A paixão pelas "aventuras no quintal de casa" ocasiona no hábito de olhar mais atentamente ao horizonte - ou bem antes dele - em busca um novo motivo para ansiar a chegada do próximo dia "realmente útil". Minhas primeiras idas para as serras do Ibitiraquire ou a do Capivari limitavam o alcance da visão pela densa neblina, mas na minha primeira ida ao Capivari Grande, me chamou a atenção a silhueta "alta demais para ser pouca coisa", consideravelmente distante, no meio de toda aquela planície na direção sudoeste. Na época, Google Maps era tudo oque vinha á minha mente, e minha limitada imaginação não me fez supor que houvessem outros sites que poderiam me dar essa resposta (e mesmo assim, a maioria dos que mostram pontos culminantes não me dariam qualquer nome), e nem fazia ideia de que o Google Earth mostrava o relevo com considerável precisão, oque ao menos me daria uma noção de como é tudo aquilo. Como muitas outras coisas, foi ao conhecer e explorar o grande acervo que o montanhista Jean Di Santi havia registrado e disponibilizado, para a serra ter enfim um nome, a Serra do...
Digamos que há uma serra em que para "não haver divulgação do local e preserva-la ao máximo", decidiu-se dar um nome mais comercial e chamativo. Os morros também receberam novos nomes, para também não serem associados seus nomes reais com o nome da serra, afinal ela o entregaria. O acesso á ela se tornou único de alguns indivíduos e de seus clientes. Dentre todas tantas serras, montanhas e morros do sudeste paranaense, mesmo ela sendo tão isolada e fora do radar do farofeiro médio que certamente olharia á 100 outros lugares antes de se enfiar em um local isolado dessa forma, não parece haver interesse em tornar mesmo as partes mais periféricas, em pontos para o montanhista exercer sua vocação.

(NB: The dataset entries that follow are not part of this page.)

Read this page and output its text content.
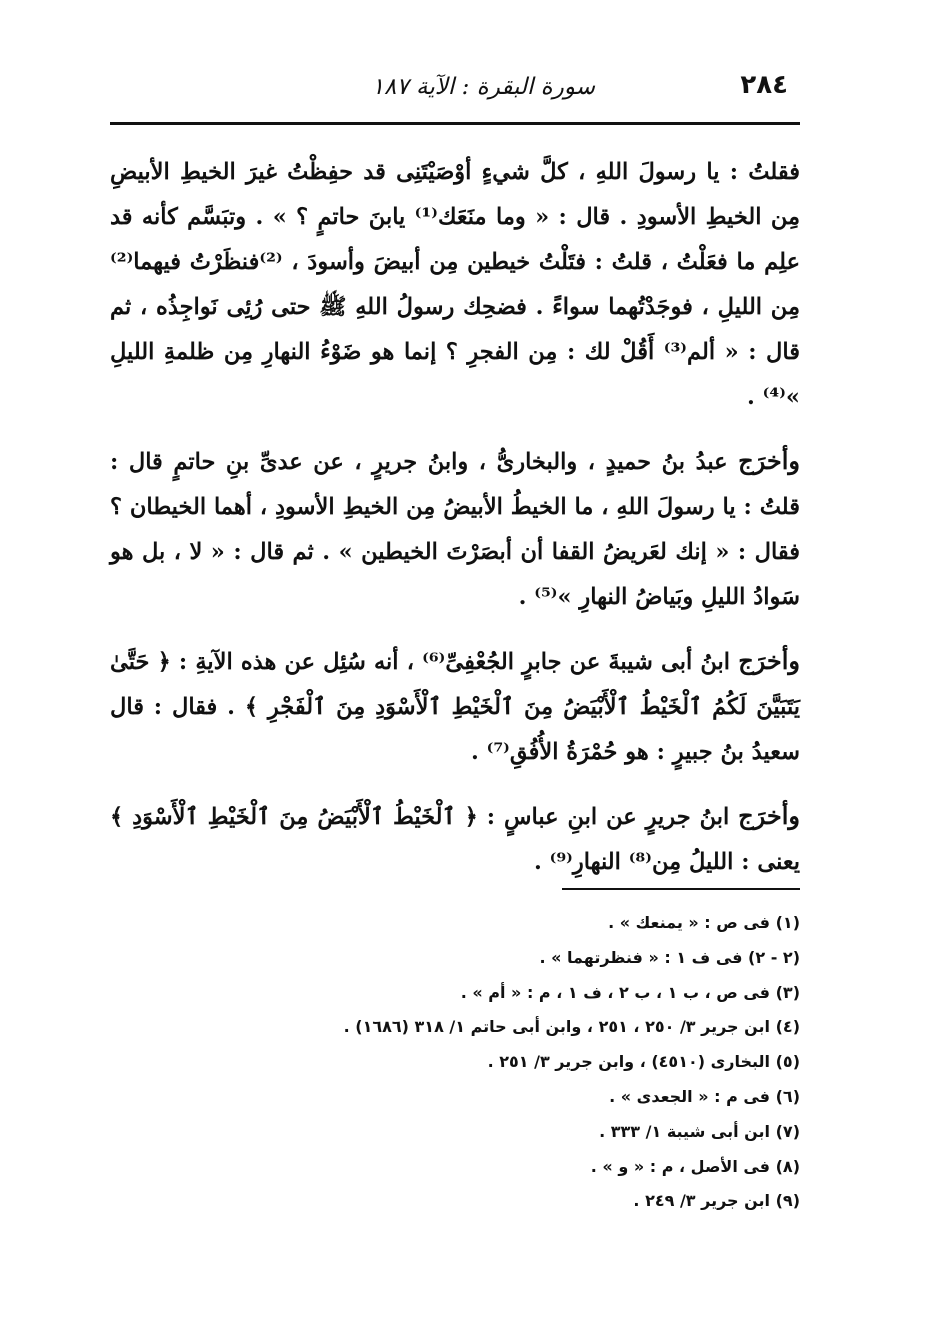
٢٨٤
سورة البقرة : الآية ١٨٧

فقلتُ : يا رسولَ اللهِ ، كلَّ شيءٍ أوْصَيْتَنِى قد حفِظْتُ غيرَ الخيطِ الأبيضِ مِن الخيطِ الأسودِ . قال : « وما منَعَك⁽¹⁾ يابنَ حاتمٍ ؟ » . وتبَسَّم كأنه قد علِم ما فعَلْتُ ، قلتُ : فتَلْتُ خيطين مِن أبيضَ وأسودَ ، ⁽²⁾فنظَرْتُ فيهما⁽²⁾ مِن الليلِ ، فوجَدْتُهما سواءً . فضحِك رسولُ اللهِ ﷺ حتى رُئِى نَواجِذُه ، ثم قال : « ألم⁽³⁾ أَقُلْ لك : مِن الفجرِ ؟ إنما هو ضَوْءُ النهارِ مِن ظلمةِ الليلِ »⁽⁴⁾ .

وأخرَج عبدُ بنُ حميدٍ ، والبخارىُّ ، وابنُ جريرٍ ، عن عدىِّ بنِ حاتمٍ قال : قلتُ : يا رسولَ اللهِ ، ما الخيطُ الأبيضُ مِن الخيطِ الأسودِ ، أهما الخيطان ؟ فقال : « إنك لعَريضُ القفا أن أبصَرْتَ الخيطين » . ثم قال : « لا ، بل هو سَوادُ الليلِ وبَياضُ النهارِ »⁽⁵⁾ .

وأخرَج ابنُ أبى شيبةَ عن جابرٍ الجُعْفِىِّ⁽⁶⁾ ، أنه سُئِل عن هذه الآيةِ : ﴿ حَتَّىٰ يَتَبَيَّنَ لَكُمُ ٱلْخَيْطُ ٱلْأَبْيَضُ مِنَ ٱلْخَيْطِ ٱلْأَسْوَدِ مِنَ ٱلْفَجْرِ ﴾ . فقال : قال سعيدُ بنُ جبيرٍ : هو حُمْرَةُ الأُفُقِ⁽⁷⁾ .

وأخرَج ابنُ جريرٍ عن ابنِ عباسٍ : ﴿ ٱلْخَيْطُ ٱلْأَبْيَضُ مِنَ ٱلْخَيْطِ ٱلْأَسْوَدِ ﴾ يعنى : الليلُ مِن⁽⁸⁾ النهارِ⁽⁹⁾ .

(١) فى ص : « يمنعك » .

(٢ - ٢) فى ف ١ : « فنظرتهما » .

(٣) فى ص ، ب ١ ، ب ٢ ، ف ١ ، م : « أم » .

(٤) ابن جرير ٣/ ٢٥٠ ، ٢٥١ ، وابن أبى حاتم ١/ ٣١٨ (١٦٨٦) .

(٥) البخارى (٤٥١٠) ، وابن جرير ٣/ ٢٥١ .

(٦) فى م : « الجعدى » .

(٧) ابن أبى شيبة ١/ ٣٣٣ .

(٨) فى الأصل ، م : « و » .

(٩) ابن جرير ٣/ ٢٤٩ .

Deixo que tracklogs e imagens de satélites digam mais sobre o percurso do que eu, para evitar dar instruções sobre passagem em eventuais áreas particulares. Sinto uma pena pois senti uma ligação muito forte com esta serra, dedicando-a um dia nublado e solitário, só eu e ela. Não me fiz por derrotado quando os planos tiveram que mudar bruscamente e cumpri a missão de conhece-la como ela merece, com seus principais cumes (1, 2 e 3) e também um morro vizinho, ao sudoeste. Sei muito bem que atrás daquelas nuvens estavam uma das vistas mais bonitas que o montanhismo paranaense pode oferecer, e por isso espero muito um dia poder revisita-la, em mais plena liberdade.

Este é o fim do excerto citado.